Kemudian, pada 1886, dioperasikan trem uap dan berlanjut ke trem listrik pada 1900. Bagi warga Jakarta, kenangan trem listrik ini begitu populer hingga 1959. Jejaknya masih bisa ditemukan di Museum Fatahillah serta jembatan bekas trem yang melintasi Sungai Ciliwung di daerah Jalan Raden Saleh.

Tahun 1960-an, perlahan menjamur kendaraan yang dikenal dengan sebutan oplet. Meski sejak tahun 1930-an kendaraan yang umumnya bermerek Morris atau Austin dan produksi Inggris ini telah muncul, namun mereka baru populer beberapa tahun kemudian sebagai angkutan umum.

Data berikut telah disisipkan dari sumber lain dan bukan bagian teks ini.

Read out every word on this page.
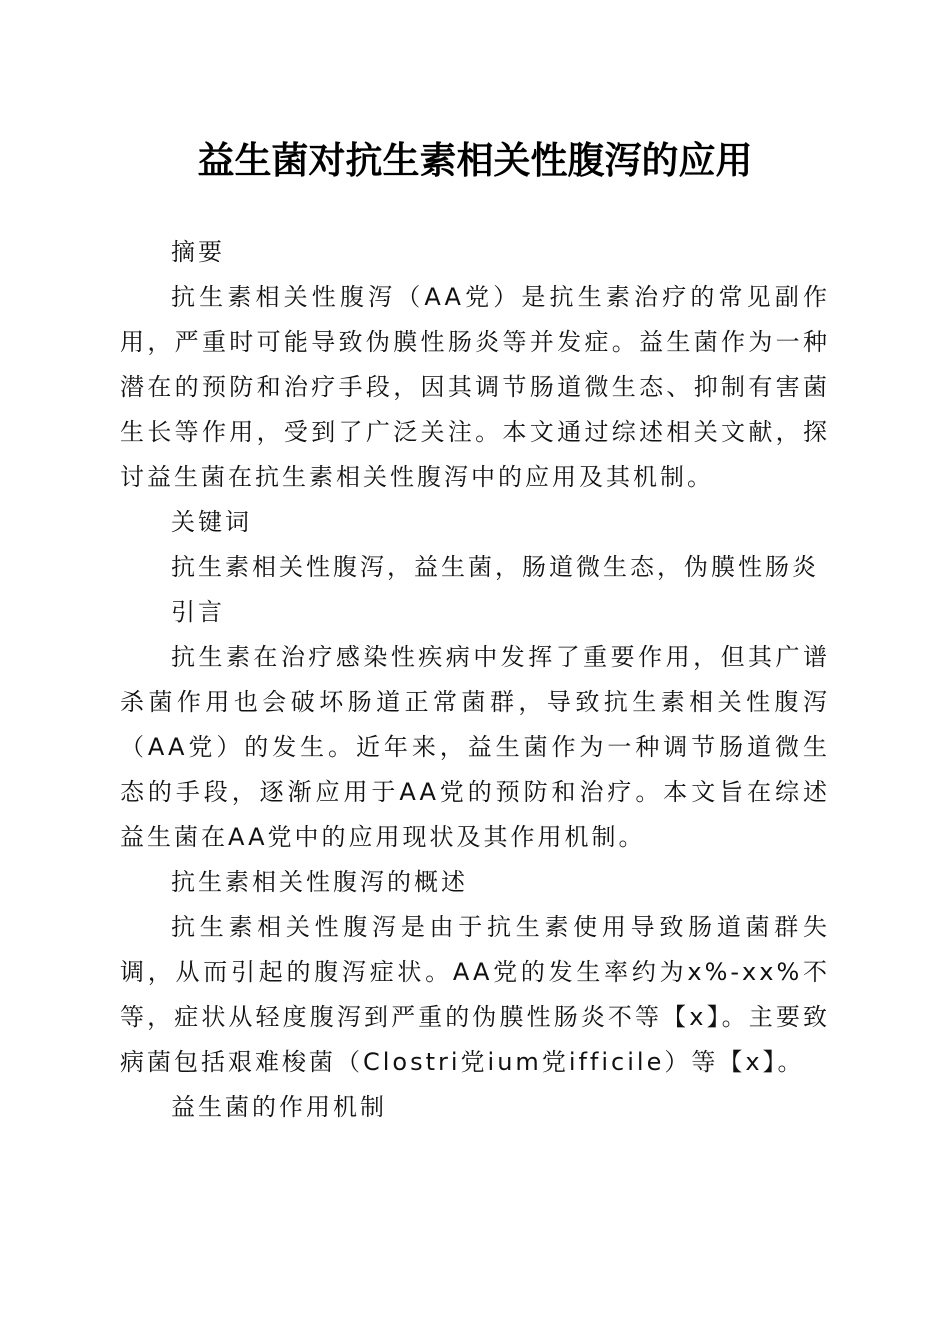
益生菌对抗生素相关性腹泻的应用

摘要

抗生素相关性腹泻（AA党）是抗生素治疗的常见副作用，严重时可能导致伪膜性肠炎等并发症。益生菌作为一种潜在的预防和治疗手段，因其调节肠道微生态、抑制有害菌生长等作用，受到了广泛关注。本文通过综述相关文献，探讨益生菌在抗生素相关性腹泻中的应用及其机制。

关键词

抗生素相关性腹泻，益生菌，肠道微生态，伪膜性肠炎

引言

抗生素在治疗感染性疾病中发挥了重要作用，但其广谱杀菌作用也会破坏肠道正常菌群，导致抗生素相关性腹泻（AA党）的发生。近年来，益生菌作为一种调节肠道微生态的手段，逐渐应用于AA党的预防和治疗。本文旨在综述益生菌在AA党中的应用现状及其作用机制。

抗生素相关性腹泻的概述

抗生素相关性腹泻是由于抗生素使用导致肠道菌群失调，从而引起的腹泻症状。AA党的发生率约为x%-xx%不等，症状从轻度腹泻到严重的伪膜性肠炎不等【x】。主要致病菌包括艰难梭菌（Clostri党ium党ifficile）等【x】。

益生菌的作用机制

Oplet umumnya dimodifikasi dengan membagi dua ruang, yakni ruang sopir dan penumpang dengan pintu samping dan belakang. Namun, zaman keemasan oplet berakhir pada tahun 1970-an, saat Gubernur Jakarta, Tjakropranolo memberangus angkutan kota ini.

Bemo Transportasi Legenda Jakarta

Meski dilarang melintas di jalanan Ibu Kota, moda transportasi ini masih bisa ditemui di kawasan Bendungan Hilir dan Tanah Abang.

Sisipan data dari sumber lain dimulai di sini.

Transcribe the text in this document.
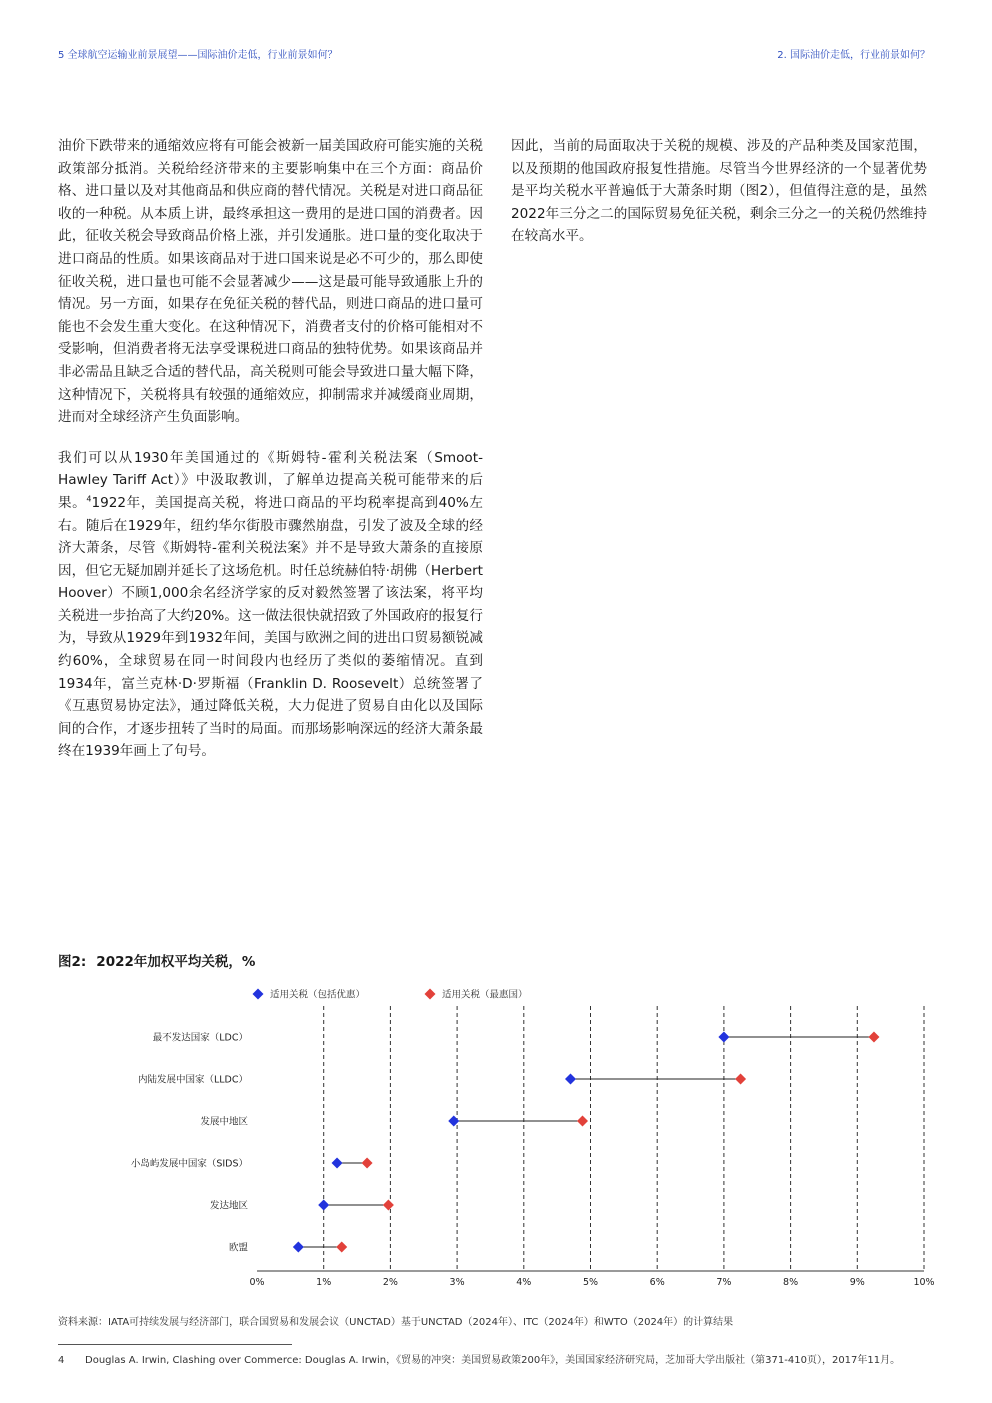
5 全球航空运输业前景展望——国际油价走低，行业前景如何？	2. 国际油价走低，行业前景如何？

油价下跌带来的通缩效应将有可能会被新一届美国政府可能实施的关税政策部分抵消。关税给经济带来的主要影响集中在三个方面：商品价格、进口量以及对其他商品和供应商的替代情况。关税是对进口商品征收的一种税。从本质上讲，最终承担这一费用的是进口国的消费者。因此，征收关税会导致商品价格上涨，并引发通胀。进口量的变化取决于进口商品的性质。如果该商品对于进口国来说是必不可少的，那么即使征收关税，进口量也可能不会显著减少——这是最可能导致通胀上升的情况。另一方面，如果存在免征关税的替代品，则进口商品的进口量可能也不会发生重大变化。在这种情况下，消费者支付的价格可能相对不受影响，但消费者将无法享受课税进口商品的独特优势。如果该商品并非必需品且缺乏合适的替代品，高关税则可能会导致进口量大幅下降，这种情况下，关税将具有较强的通缩效应，抑制需求并减缓商业周期，进而对全球经济产生负面影响。

我们可以从1930年美国通过的《斯姆特-霍利关税法案（Smoot-Hawley Tariff Act）》中汲取教训，了解单边提高关税可能带来的后果。$^4$1922年，美国提高关税，将进口商品的平均税率提高到40%左右。随后在1929年，纽约华尔街股市骤然崩盘，引发了波及全球的经济大萧条，尽管《斯姆特-霍利关税法案》并不是导致大萧条的直接原因，但它无疑加剧并延长了这场危机。时任总统赫伯特·胡佛（Herbert Hoover）不顾1,000余名经济学家的反对毅然签署了该法案，将平均关税进一步抬高了大约20%。这一做法很快就招致了外国政府的报复行为，导致从1929年到1932年间，美国与欧洲之间的进出口贸易额锐减约60%，全球贸易在同一时间段内也经历了类似的萎缩情况。直到1934年，富兰克林·D·罗斯福（Franklin D. Roosevelt）总统签署了《互惠贸易协定法》，通过降低关税，大力促进了贸易自由化以及国际间的合作，才逐步扭转了当时的局面。而那场影响深远的经济大萧条最终在1939年画上了句号。

因此，当前的局面取决于关税的规模、涉及的产品种类及国家范围，以及预期的他国政府报复性措施。尽管当今世界经济的一个显著优势是平均关税水平普遍低于大萧条时期（图2），但值得注意的是，虽然2022年三分之二的国际贸易免征关税，剩余三分之一的关税仍然维持在较高水平。

图2: 2022年加权平均关税，%
适用关税（包括优惠）	适用关税（最惠国）
0%	1%	2%	3%	4%	5%	6%	7%	8%	9%	10%
最不发达国家（LDC）
内陆发展中国家（LLDC）
发展中地区
小岛屿发展中国家（SIDS）
发达地区
欧盟
资料来源：IATA可持续发展与经济部门，联合国贸易和发展会议（UNCTAD）基于UNCTAD（2024年）、ITC（2024年）和WTO（2024年）的计算结果
4 Douglas A. Irwin, Clashing over Commerce: Douglas A. Irwin，《贸易的冲突：美国贸易政策200年》，美国国家经济研究局，芝加哥大学出版社（第371-410页），2017年11月。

Fungsi oplet kemudian digantikan Becak Motor (bemo). Produk Jepang ini muncul seiring dengan penyelenggaraan Asean Games 1962. Awalnya, angkutan ini diproyeksikan untuk menggantikan becak. Namun, rencana ini gagal. Produksi bemo yang tak berkelanjutan membuat suku cadangnya sulit dan langka. Akhirnya, pada tahun 1971, kendaraan roda tiga ini dilarang melintas di jalanan Ibu Kota. Meski demikian, di beberapa titik, moda transportasi ini masih bisa ditemui, seperti di kawasan Bendungan Hilir dan Tanah Abang.

Pada tahun 1980-an, di Jakarta muncul bus bertingkat. Namun sayang, angkutan massal ini juga tak bertahan lama. Penyebabnya, bus ini tak stabil dan kerap kesulitan melewati jalur menanjak terutama di jalan layang. Karena itu sebagai penggantinya, akhirnya muncul kendaraan umum bernama Mikrolet yang merupakan singkatan dari Mikro (kecil) dan Oplet.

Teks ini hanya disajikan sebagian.